If only USC basketball scrimmaged in silence.

Back in October, a reporter overheard and printed what coach Andy Enfield said after stopping play in the Galen Center’s practice gymnasium.

“We play up-tempo basketball here,” Enfield said. “If you want to play slow, go to UCLA.”

Whether Enfield meant the jab as a cure for preseason grogginess or as a not-so-Freudian slip of his actual beliefs is unknown, but on Sunday, Pauley Pavilion’s scoreboard showed a UCLA team that simultaneously took exception and disproved its greatest pseudo-critic.
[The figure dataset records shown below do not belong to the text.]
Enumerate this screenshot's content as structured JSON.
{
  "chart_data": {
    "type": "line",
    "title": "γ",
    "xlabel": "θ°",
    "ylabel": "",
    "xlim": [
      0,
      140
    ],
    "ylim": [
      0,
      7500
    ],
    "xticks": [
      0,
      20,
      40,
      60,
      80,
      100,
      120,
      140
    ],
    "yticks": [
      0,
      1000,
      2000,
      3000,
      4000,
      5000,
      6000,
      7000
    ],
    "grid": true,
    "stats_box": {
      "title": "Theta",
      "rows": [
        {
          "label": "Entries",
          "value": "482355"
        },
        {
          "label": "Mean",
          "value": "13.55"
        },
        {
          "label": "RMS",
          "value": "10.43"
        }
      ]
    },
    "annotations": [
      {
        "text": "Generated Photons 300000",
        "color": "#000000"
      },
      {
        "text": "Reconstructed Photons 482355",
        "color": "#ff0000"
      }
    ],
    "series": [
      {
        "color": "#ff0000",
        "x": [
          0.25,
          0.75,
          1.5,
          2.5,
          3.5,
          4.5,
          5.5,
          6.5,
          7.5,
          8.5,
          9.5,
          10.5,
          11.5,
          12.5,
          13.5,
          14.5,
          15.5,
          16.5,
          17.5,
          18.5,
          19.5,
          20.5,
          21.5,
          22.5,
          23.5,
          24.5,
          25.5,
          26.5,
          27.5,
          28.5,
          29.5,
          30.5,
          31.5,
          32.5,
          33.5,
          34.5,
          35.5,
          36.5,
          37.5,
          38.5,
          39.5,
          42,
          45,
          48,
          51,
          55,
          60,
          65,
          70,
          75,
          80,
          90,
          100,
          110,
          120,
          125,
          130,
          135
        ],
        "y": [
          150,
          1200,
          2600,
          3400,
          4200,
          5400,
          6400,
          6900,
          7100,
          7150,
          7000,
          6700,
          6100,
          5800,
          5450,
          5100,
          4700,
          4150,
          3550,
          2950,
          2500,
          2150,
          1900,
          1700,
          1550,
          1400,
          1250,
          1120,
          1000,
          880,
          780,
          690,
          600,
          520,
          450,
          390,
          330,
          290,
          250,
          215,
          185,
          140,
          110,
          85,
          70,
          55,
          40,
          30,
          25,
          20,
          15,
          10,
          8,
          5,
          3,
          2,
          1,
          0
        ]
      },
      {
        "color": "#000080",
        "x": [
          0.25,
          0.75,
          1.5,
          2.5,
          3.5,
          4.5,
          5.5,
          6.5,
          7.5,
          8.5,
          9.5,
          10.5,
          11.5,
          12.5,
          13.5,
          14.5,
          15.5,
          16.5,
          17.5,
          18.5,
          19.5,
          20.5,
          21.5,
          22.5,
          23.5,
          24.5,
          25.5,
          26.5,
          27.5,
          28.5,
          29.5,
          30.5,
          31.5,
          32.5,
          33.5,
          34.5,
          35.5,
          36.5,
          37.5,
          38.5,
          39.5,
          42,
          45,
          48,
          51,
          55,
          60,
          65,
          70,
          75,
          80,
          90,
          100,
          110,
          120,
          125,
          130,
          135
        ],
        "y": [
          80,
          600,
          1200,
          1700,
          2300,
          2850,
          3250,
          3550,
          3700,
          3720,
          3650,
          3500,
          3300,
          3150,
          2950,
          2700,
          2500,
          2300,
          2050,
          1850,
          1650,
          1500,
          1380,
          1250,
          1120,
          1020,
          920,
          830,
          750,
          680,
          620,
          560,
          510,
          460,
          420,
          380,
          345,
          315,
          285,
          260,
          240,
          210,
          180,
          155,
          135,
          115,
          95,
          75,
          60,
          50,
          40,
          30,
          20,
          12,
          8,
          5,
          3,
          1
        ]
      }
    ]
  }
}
UCLA decimated USC 107-73 in the two teams’ Pac-12 opener, improving to 12-2 for the first time since the 2008-2009 season.

The Bruins defeated the Trojans in record fashion, tying the school record for most points scored in a game against USC set on Dec. 30, 1966. Following the game, UCLA coach Steve Alford showed restraint in a room full of reporters when asked about what kind of message the emphatic win sends.

“We just try to do what we do,” Alford said. “We just try to control what we can control, and that’s our locker room and our guys and getting better.”

Chants of “just like football” rang through Pauley Pavilion’s rafters in the closing minutes of a game that, from the 11th minute onward, never was within double digits. Indeed, just like the two schools’ football matchup from late November, it was the same story of an overblown USC coach’s comment preceding a lopsided score.

And what a lopsided score it was.

Sophomore guard/forward Kyle Anderson continued his trend as a walking triple-double, contributing a team-high 23 points. He also led the Bruins in rebounds with 12 and assists with five. Sophomore guard Jordan Adams went 8-of-13 from the field for 21 points, reaching the 20-point threshold for the eighth time this season, while freshman guard Bryce Alford pitched in with a career-high 20 points.

Reaching its highest point total in a single game this season, UCLA scored in a multitude of ways. The Bruins drained 11 three-pointers and scored 44 points in the paint, doing so in rapid succession and at nearly a 58 percent clip.

“Well, that’s one of our main things on offense, running,” Bryce Alford said. “When we get D-stops like we did in the first half … we’re real dangerous. I think we showed that today, especially in the first half.”

Facing a USC (9-5, 0-1 Pac-12) team with two starters, freshman forward Nikola Jovanovic and senior center Omar Oraby, as well as one reserve, senior center D.J. Haley, standing 6-foot-10 or taller, the Bruins responded well, finishing the game with a plus-six margin in the rebounding game.

“We did a much better job on the backboard,” Steve Alford said. “We didn’t give them the shots in the second half to get back in it.”

In the closing minutes of the game, it showed in the Trojans’ body language. During a stoppage in play, the Trojans didn’t bother huddling and simply waited for the signal from officials to return to the court.

“I don’t think we quit,” Enfield said. “For some reason it didn’t look like the same team we have been over the last three weeks. I don’t know if it was emotional or if they were nervous, but we really made some very unusual turnovers for us.”

For a UCLA team that looked much improved with a week to prepare following a down-to-the-wire win last Saturday against Alabama, things will become much more difficult in much less time. No. 1 Arizona visits Pauley Pavilion Thursday, undefeated through 16 games.

“We still have to do the same things to prepare for Thursday,” Anderson said. “Practice, watch film, look where we made mistakes and get ready for our next game.”